The sun is shining today, although here in the SNICU you can’t see it. It’s a new day, but a day that we will never fully experience because we are here, in the SNICU. Yes, time flies here but it’s not time that you are enjoying and living. Sitting here doing nothing would drive my dad absolutely nuts. He wouldn’t want us sitting here ‘wasting’ these days, especially today, the first 40 degree, sunshiny day we’ve had in weeks. What would Dad be doing today? He’d be outside working on the farm, tinkering around, maybe bring the sheep home from the West Farm to the main farm to get them ready for lambing next month. He wouldn’t be sitting around wasting this beautiful day. But now he is laying in a bed, not even aware of how gorgeous today is going to be.
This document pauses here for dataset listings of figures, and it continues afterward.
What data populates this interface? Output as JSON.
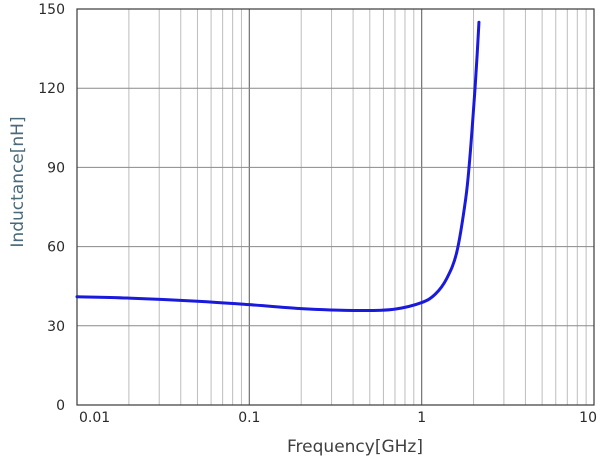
{
  "chart_data": {
    "type": "line",
    "title": "",
    "xlabel": "Frequency[GHz]",
    "ylabel": "Inductance[nH]",
    "xscale": "log",
    "xlim": [
      0.01,
      10
    ],
    "ylim": [
      0,
      150
    ],
    "x_ticks": [
      "0.01",
      "0.1",
      "1",
      "10"
    ],
    "y_ticks": [
      "0",
      "30",
      "60",
      "90",
      "120",
      "150"
    ],
    "grid": true,
    "legend": "none",
    "series": [
      {
        "color": "#1a1adc",
        "x": [
          0.01,
          0.02,
          0.05,
          0.1,
          0.2,
          0.3,
          0.5,
          0.7,
          1.0,
          1.2,
          1.4,
          1.6,
          1.8,
          1.9,
          2.0,
          2.05,
          2.1,
          2.15
        ],
        "y": [
          41,
          40.5,
          39.3,
          38,
          36.5,
          36,
          35.8,
          36.3,
          38.8,
          42,
          48,
          58,
          78,
          93,
          112,
          122,
          133,
          145
        ]
      }
    ]
  }
}
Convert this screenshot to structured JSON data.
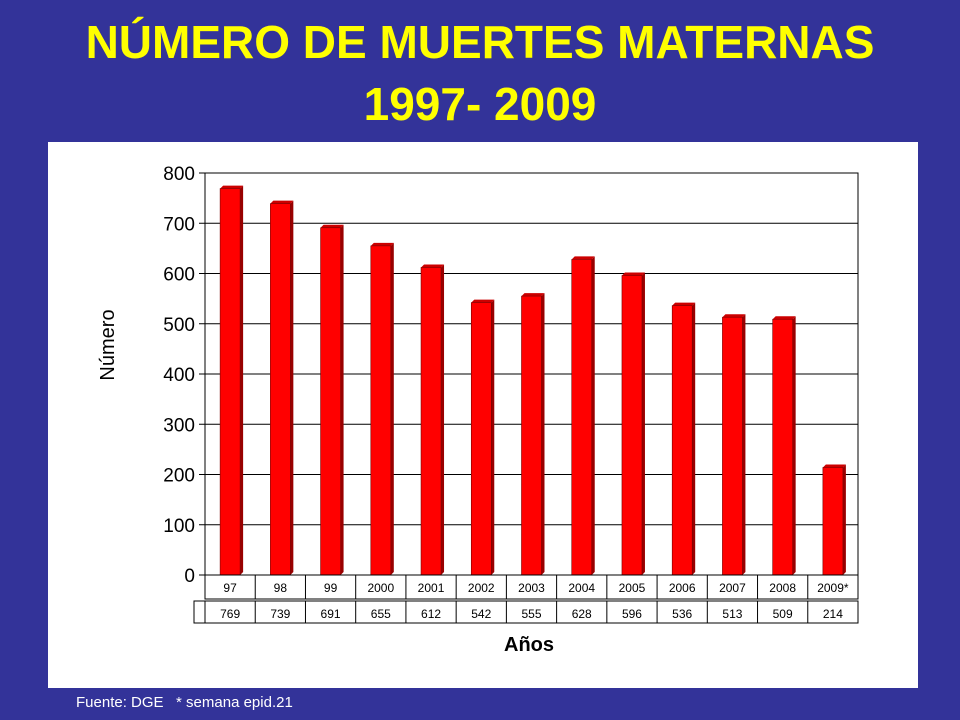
{
  "slide": {
    "title_line1": "NÚMERO DE MUERTES MATERNAS",
    "title_line2": "1997-  2009",
    "footer": "Fuente: DGE   * semana epid.21"
  },
  "colors": {
    "background": "#333399",
    "title": "#FFFF00",
    "bar": "#FF0000",
    "bar_shade": "#990000"
  },
  "chart_data": {
    "type": "bar",
    "title": "",
    "xlabel": "Años",
    "ylabel": "Número",
    "categories": [
      "97",
      "98",
      "99",
      "2000",
      "2001",
      "2002",
      "2003",
      "2004",
      "2005",
      "2006",
      "2007",
      "2008",
      "2009*"
    ],
    "values": [
      769,
      739,
      691,
      655,
      612,
      542,
      555,
      628,
      596,
      536,
      513,
      509,
      214
    ],
    "table_values": [
      "769",
      "739",
      "691",
      "655",
      "612",
      "542",
      "555",
      "628",
      "596",
      "536",
      "513",
      "509",
      "214"
    ],
    "ylim": [
      0,
      800
    ],
    "yticks": [
      0,
      100,
      200,
      300,
      400,
      500,
      600,
      700,
      800
    ],
    "grid": true,
    "legend": false,
    "data_table": true
  }
}
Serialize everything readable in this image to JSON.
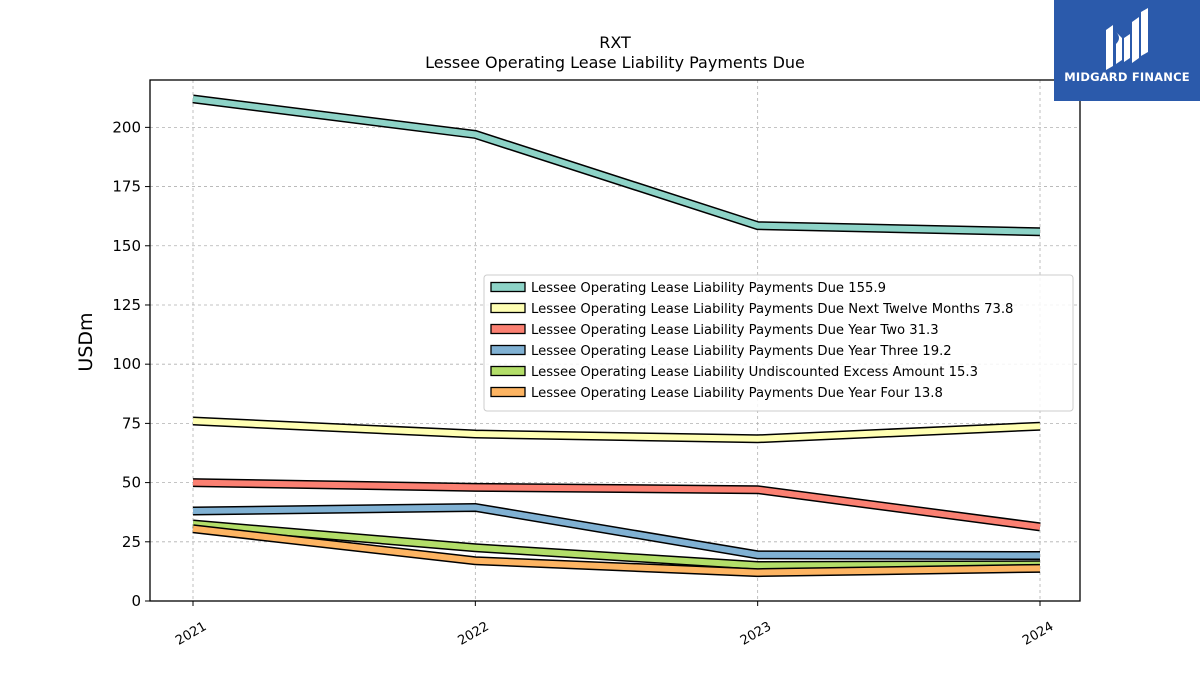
{
  "logo": {
    "text": "MIDGARD FINANCE",
    "colors": {
      "background": "#2b5aab",
      "mark": "#ffffff"
    }
  },
  "chart_data": {
    "type": "line",
    "title": "RXT",
    "subtitle": "Lessee Operating Lease Liability Payments Due",
    "xlabel": "",
    "ylabel": "USDm",
    "categories": [
      "2021",
      "2022",
      "2023",
      "2024"
    ],
    "ylim": [
      0,
      220
    ],
    "yticks": [
      0,
      25,
      50,
      75,
      100,
      125,
      150,
      175,
      200
    ],
    "grid": true,
    "legend_position": "center-right",
    "series": [
      {
        "name": "Lessee Operating Lease Liability Payments Due",
        "legend_value": "155.9",
        "color": "#8dd3c7",
        "values": [
          212.0,
          197.0,
          158.5,
          155.9
        ]
      },
      {
        "name": "Lessee Operating Lease Liability Payments Due Next Twelve Months",
        "legend_value": "73.8",
        "color": "#ffffb3",
        "values": [
          76.0,
          70.5,
          68.5,
          73.8
        ]
      },
      {
        "name": "Lessee Operating Lease Liability Payments Due Year Two",
        "legend_value": "31.3",
        "color": "#fb8072",
        "values": [
          50.0,
          48.0,
          47.0,
          31.3
        ]
      },
      {
        "name": "Lessee Operating Lease Liability Payments Due Year Three",
        "legend_value": "19.2",
        "color": "#80b1d3",
        "values": [
          38.0,
          39.5,
          19.5,
          19.2
        ]
      },
      {
        "name": "Lessee Operating Lease Liability Undiscounted Excess Amount",
        "legend_value": "15.3",
        "color": "#b3de69",
        "values": [
          32.5,
          22.5,
          15.0,
          15.3
        ]
      },
      {
        "name": "Lessee Operating Lease Liability Payments Due Year Four",
        "legend_value": "13.8",
        "color": "#fdb462",
        "values": [
          30.5,
          17.0,
          12.0,
          13.8
        ]
      }
    ]
  }
}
Today I am going home for the first time in 4 days. It will be extremely hard to leave. What if he wakes up when I’m not here and I miss it? What if something scary happens and I’m not here for my mom? The walls of our home, my safe place, will feel like they are closing in on me. It’ll feel like a vice. No school for my boys tomorrow so we will spend the day together, that will be good for the three of us. But will I really be there? Be present with them? I know I can’t neglect my boys, my dad would be so mad about that, but how do I just walk away from here? Besides Andy and the boys my dad is my most favorite person on the earth, the person I love the most, the person I want to be with the most. How do I just abandon him? And my poor mom, she still needs so much support, what if people stop coming to see her and she has to be here alone? This is so much harder in so many different ways than I could have ever imagined.
I hope none of you ever EVER have to experience this. Please continue to say prayers for my dad. It would be so great if he could just wake up.
Erin
P.S. I’m not going back through this to re-read it and proof it, I apologize for any confusing areas and typos, it’ll be too hard to read it right now. Thanks for understanding.